Estabelecemos parcerias estratégicas para posicionar o Porto como um destino tecnológico de referência. Além disso, colaboramos estreitamente com as entidades locais para garantir que o ecossistema oferece condições competitivas, seja em termos fiscais, de talento ou de infraestrutura.
O feedback que recebemos das empresas estrangeiras é que aqui encontram uma combinação única de inovação, qualidade de vida e talento altamente qualificado.
Quais são os principais desafios e oportunidades que vê para o futuro do ecossistema tecnológico do Porto?
Entre os desafios, destaco a necessidade de continuar a atrair e reter talento tecnológico, garantindo que conseguimos acompanhar a crescente procura por profissionais altamente qualificados e as exigências do setor, que acompanham o seu caráter evolutivo.

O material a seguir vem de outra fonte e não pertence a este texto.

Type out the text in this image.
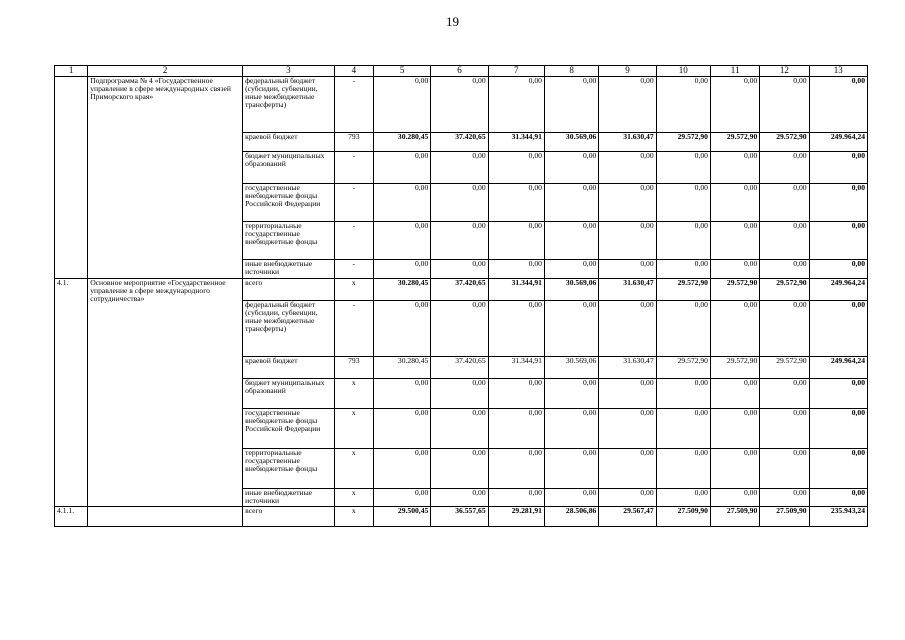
19
1	2	3	4	5	6	7	8	9	10	11	12	13
	Подпрограмма № 4 «Государственное управление в сфере международных связей Приморского края»	федеральный бюджет (субсидии, субвенции, иные межбюджетные трансферты)	-	0,00	0,00	0,00	0,00	0,00	0,00	0,00	0,00	0,00
		краевой бюджет	793	30.280,45	37.420,65	31.344,91	30.569,06	31.630,47	29.572,90	29.572,90	29.572,90	249.964,24
		бюджет муниципальных образований	-	0,00	0,00	0,00	0,00	0,00	0,00	0,00	0,00	0,00
		государственные внебюджетные фонды Российской Федерации	-	0,00	0,00	0,00	0,00	0,00	0,00	0,00	0,00	0,00
		территориальные государственные внебюджетные фонды	-	0,00	0,00	0,00	0,00	0,00	0,00	0,00	0,00	0,00
		иные внебюджетные источники	-	0,00	0,00	0,00	0,00	0,00	0,00	0,00	0,00	0,00
4.1.	Основное мероприятие «Государственное управление в сфере международного сотрудничества»	всего	x	30.280,45	37.420,65	31.344,91	30.569,06	31.630,47	29.572,90	29.572,90	29.572,90	249.964,24
		федеральный бюджет (субсидии, субвенции, иные межбюджетные трансферты)	-	0,00	0,00	0,00	0,00	0,00	0,00	0,00	0,00	0,00
		краевой бюджет	793	30.280,45	37.420,65	31.344,91	30.569,06	31.630,47	29.572,90	29.572,90	29.572,90	249.964,24
		бюджет муниципальных образований	x	0,00	0,00	0,00	0,00	0,00	0,00	0,00	0,00	0,00
		государственные внебюджетные фонды Российской Федерации	x	0,00	0,00	0,00	0,00	0,00	0,00	0,00	0,00	0,00
		территориальные государственные внебюджетные фонды	x	0,00	0,00	0,00	0,00	0,00	0,00	0,00	0,00	0,00
		иные внебюджетные источники	x	0,00	0,00	0,00	0,00	0,00	0,00	0,00	0,00	0,00
4.1.1.		всего	x	29.500,45	36.557,65	29.281,91	28.506,86	29.567,47	27.509,90	27.509,90	27.509,90	235.943,24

Para contrabalançar este cenário, é essencial reforçar a ligação entre universidades e empresas ao investir em programas de formação e requalificação e na integração de profissionais. Outro desafio, enfrentado não só pelo o Porto como pela Europa, é garantir uma infraestrutura digital de excelência e um ambiente regulatório favorável à inovação.
Por outro lado, há uma grande oferta de oportunidades. O Porto tem na sua génese um potencial enorme para se destacar em áreas como inteligência artificial, cibersegurança, desenvolvimento de software e tecnologia sustentável. E não só – há um interesse crescente em estabelecer centros de inovação na cidade, o que reforça a nossa posição como um pólo tecnológico de referência a nível internacional.
Para finalizar, qual é a sua visão para o futuro do Porto como hub tecnológico?
O Porto tem tudo para se afirmar como um dos principais hubs de inovação da Europa. A nossa visão é que a cidade irá continuar a crescer de forma sustentável, atraindo mais empresas tecnológicas de renome, desenvolvendo projetos de impacto global e posicionando-se como um local de excelência para o talento.
Para isso, vamos continuar a apostar na colaboração entre empresas, academia e setor público, criando um ambiente onde a inovação e o empreendedorismo possam prosperar. Se mantivermos este ritmo de crescimento, o Porto será, dentro de poucos anos, uma referência incontornável no panorama tecnológico global.